1 Large city = population 1 million

2 Other city = population < 1 million

3 Net congestion externality is 0.5 x congestion externality to account for induced traffic effect, which acts in opposite direction

4 Car passenger per km values are 50% of car driver values (rather than zero) to account for a proportion of trips being made specifically for the passenger

[1] To the extent that a TBhC initiative reduces car trips, remaining highway users may also receive a decongestion benefit. This benefit is estimated and included in the CBA procedure described in these TBhC guidelines. However, while this could be interpreted as an existing user benefit, it is not one that can be used with the rule of half to estimate the perceived net benefit of mode-changers.

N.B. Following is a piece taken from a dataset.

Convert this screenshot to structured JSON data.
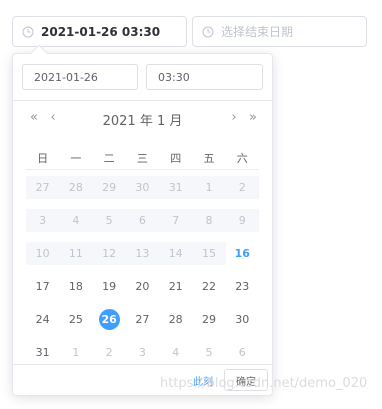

[2] This assumption does not mean that people perceive all non-fuel costs as a result of the TBhC project. Rather they perceive enough of the non-fuel costs so that their total perceived cost, which includes fuel taxes, equals the total resource cost (which does not include the taxes). This is not a demanding assumption.

[3] In typical urban conditions, at the margin any reduction in total accident numbers due to reduced traffic volumes is likely to be offset by increased accident costs due to higher speeds. However, the effect of speeds on urban accident costs appears not to be well researched. If the two effects are assumed to be equal/opposite, there would be no net effect on car accident costs. However, if such an assumption was adopted it should apply to all urban transport economic appraisals. Hence, this issue is noted for future consideration but the conventional assumption of accident cost savings due to avoided VKT is adopted in these Guidelines.

[4] Some public transport accidents (such as slips and trips at stations and when boarding and alighting) are likely to change in proportion to the numbers of trips; however, these have been assumed to be relatively minor. This could be an area for refinement.